By LORRAINE JIMAL
H IS plan to become a teacher went out of the window when John Huaimbandi dropped out of Grade Six.
John, from Pambanieng village in Kubalia, Numbo local level government in East Sepik stayed at home for three years before an opportunity arose to join the police force.
Now 66, Police Sergeant John is leaving – for the second time. He had resigned in 2010 but was recalled by the constabulary four years later because they needed his experience and skills in the prosecution unit.
John is married to Esther from Madang. They have seven children – three daughters and four sons. They also have five grandchildren.
John was brought up in a strong Catholic home, starting his education at the Sassoya Catholic Mission boy’s boarding school run by the Divine Word missionaries.
After dropping out of Grade Six, he stayed in the village helping his parents. Then one Sunday morning after the Eucharistic service, it was announced that the constabulary was looking for young men like him as recruits.
He applied and after a week, received an acceptance letter. He hugged his hardworking parents and said goodbye.
John still remembers March 16, 1973, when he flew to Port Moresby to start the mandatory police training at the Bomana Training College.
After six months, he was posted to the highlands region, focusing on police prosecution work.
He spent most of his early years in Enga and Chimbu.
He continued to attend refresher courses and also conducted training himself for younger officers.
He met his wife when he was posted to Madang. He was transferred to Wewak in the late 90s to serve in his home district.
His training on discipline rubbed off on his children. He was firm and strict with them, demanding total obedience and honesty. It paid off. Five are working and two still studying.
He had resigned in 2010 to run a small business at home. But four years later, he was asked to return to his prosecution duties in the police force, something he regards as a “blessing from God”.
Daughter Angela thanked their parents for their sacrifice.
“Mum does home duties. Seven in the family was quite challenging for dad with his simple police pay package which brought us through.”
At a recent farewell parade in Wewak for John and 31 other retirees, his wife Esther and three daughters Angela, Rebecca and Maryanne watched him take his final salute.
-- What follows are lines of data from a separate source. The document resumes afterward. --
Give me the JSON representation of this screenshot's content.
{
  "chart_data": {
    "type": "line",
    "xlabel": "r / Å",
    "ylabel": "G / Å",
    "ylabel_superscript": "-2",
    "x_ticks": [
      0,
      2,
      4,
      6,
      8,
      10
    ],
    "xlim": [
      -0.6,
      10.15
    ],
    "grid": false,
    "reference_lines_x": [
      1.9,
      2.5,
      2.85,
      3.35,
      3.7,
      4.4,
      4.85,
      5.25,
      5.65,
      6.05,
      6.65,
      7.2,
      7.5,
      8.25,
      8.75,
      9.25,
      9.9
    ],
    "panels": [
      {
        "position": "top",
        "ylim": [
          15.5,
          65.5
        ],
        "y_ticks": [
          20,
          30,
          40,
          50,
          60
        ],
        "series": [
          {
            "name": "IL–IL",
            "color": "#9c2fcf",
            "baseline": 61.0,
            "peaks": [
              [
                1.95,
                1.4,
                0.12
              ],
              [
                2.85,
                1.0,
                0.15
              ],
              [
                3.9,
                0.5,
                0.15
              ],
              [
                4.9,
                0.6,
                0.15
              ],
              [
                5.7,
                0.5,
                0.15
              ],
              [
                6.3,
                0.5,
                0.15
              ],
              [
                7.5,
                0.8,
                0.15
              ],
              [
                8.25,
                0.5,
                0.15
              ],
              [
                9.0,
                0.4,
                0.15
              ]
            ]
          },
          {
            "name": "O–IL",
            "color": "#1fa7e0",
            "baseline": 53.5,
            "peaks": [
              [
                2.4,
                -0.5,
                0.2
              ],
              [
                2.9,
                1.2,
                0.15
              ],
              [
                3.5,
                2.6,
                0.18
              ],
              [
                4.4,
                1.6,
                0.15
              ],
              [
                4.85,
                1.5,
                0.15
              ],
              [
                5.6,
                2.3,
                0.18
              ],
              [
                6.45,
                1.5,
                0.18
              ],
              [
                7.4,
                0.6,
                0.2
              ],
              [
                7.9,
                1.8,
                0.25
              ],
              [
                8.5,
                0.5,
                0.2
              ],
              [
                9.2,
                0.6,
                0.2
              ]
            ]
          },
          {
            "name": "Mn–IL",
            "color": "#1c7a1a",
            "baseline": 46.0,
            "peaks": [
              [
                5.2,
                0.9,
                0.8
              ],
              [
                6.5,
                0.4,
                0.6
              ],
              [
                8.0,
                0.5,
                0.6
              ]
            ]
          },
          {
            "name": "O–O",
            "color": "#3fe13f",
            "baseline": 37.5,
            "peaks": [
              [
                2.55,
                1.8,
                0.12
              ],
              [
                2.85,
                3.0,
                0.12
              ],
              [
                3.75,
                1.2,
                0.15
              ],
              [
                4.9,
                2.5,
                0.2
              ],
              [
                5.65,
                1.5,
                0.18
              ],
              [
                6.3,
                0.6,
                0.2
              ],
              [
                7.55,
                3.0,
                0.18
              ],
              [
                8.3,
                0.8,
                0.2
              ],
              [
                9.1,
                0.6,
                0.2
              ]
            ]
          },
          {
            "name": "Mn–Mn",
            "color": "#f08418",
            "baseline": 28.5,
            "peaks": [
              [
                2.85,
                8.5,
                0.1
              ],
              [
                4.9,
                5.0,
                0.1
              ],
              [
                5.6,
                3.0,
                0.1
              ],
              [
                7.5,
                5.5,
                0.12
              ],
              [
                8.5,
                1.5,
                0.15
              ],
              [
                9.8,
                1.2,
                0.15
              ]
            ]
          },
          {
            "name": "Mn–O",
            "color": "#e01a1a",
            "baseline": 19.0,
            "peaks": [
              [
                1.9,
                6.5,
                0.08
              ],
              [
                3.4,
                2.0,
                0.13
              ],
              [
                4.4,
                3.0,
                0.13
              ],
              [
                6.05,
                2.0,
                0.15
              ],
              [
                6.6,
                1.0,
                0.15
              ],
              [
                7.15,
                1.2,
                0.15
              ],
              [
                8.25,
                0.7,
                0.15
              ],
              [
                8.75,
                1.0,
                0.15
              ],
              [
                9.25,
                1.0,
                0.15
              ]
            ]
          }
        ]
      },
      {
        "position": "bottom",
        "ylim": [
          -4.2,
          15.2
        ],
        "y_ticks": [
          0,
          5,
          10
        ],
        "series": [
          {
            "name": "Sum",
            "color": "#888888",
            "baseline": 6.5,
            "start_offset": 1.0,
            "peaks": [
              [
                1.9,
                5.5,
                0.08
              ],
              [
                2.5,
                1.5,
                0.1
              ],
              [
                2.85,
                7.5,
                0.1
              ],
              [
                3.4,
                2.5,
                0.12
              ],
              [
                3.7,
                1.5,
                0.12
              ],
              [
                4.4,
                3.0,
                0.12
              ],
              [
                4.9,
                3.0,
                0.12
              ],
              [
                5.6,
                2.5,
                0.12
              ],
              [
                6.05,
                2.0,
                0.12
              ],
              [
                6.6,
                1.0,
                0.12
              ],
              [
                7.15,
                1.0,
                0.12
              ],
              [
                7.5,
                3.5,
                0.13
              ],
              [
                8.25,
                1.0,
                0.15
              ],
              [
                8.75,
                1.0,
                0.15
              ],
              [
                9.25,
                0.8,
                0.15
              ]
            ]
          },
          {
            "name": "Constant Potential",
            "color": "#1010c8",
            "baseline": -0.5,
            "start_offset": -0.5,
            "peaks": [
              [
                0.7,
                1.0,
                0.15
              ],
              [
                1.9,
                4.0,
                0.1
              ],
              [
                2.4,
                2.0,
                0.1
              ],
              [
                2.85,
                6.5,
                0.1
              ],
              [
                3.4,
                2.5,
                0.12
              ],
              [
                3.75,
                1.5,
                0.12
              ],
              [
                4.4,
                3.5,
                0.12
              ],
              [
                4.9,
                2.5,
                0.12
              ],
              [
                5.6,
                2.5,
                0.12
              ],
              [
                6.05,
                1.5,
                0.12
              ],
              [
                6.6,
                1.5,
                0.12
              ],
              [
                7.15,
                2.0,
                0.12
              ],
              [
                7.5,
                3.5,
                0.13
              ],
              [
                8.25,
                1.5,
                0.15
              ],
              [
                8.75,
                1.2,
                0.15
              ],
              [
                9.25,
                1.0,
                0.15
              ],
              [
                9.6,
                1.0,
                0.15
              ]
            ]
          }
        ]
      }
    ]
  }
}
Angela regards his dad as a hero.
“I appreciate and salute him for the faith and discipline he instilled in us.”
Fellow villagers call him Papa JP (John Police).
John is happy and satisfied with his contribution to the police force and the nation. He is a proud father and grandfather, a hero in his family.
He still walks around full of energy and laughter, belying his 66 years.
He believes that he is in a special group of police officers who had to leave the constabulary twice.
His advice to young police officers is to always exercise the virtues of honesty, transparency, equality and justice.
He also stresses the importance of being loyal to one’s job and giving it the best one can.
Now it is time to put his feet up at home and spend more time with their grandchildren.
The Bible verse in 2 Timothy 4:7 sums Sgt John’s career well: “I have fought the good fight. I have finished the race. I have kept the faith.”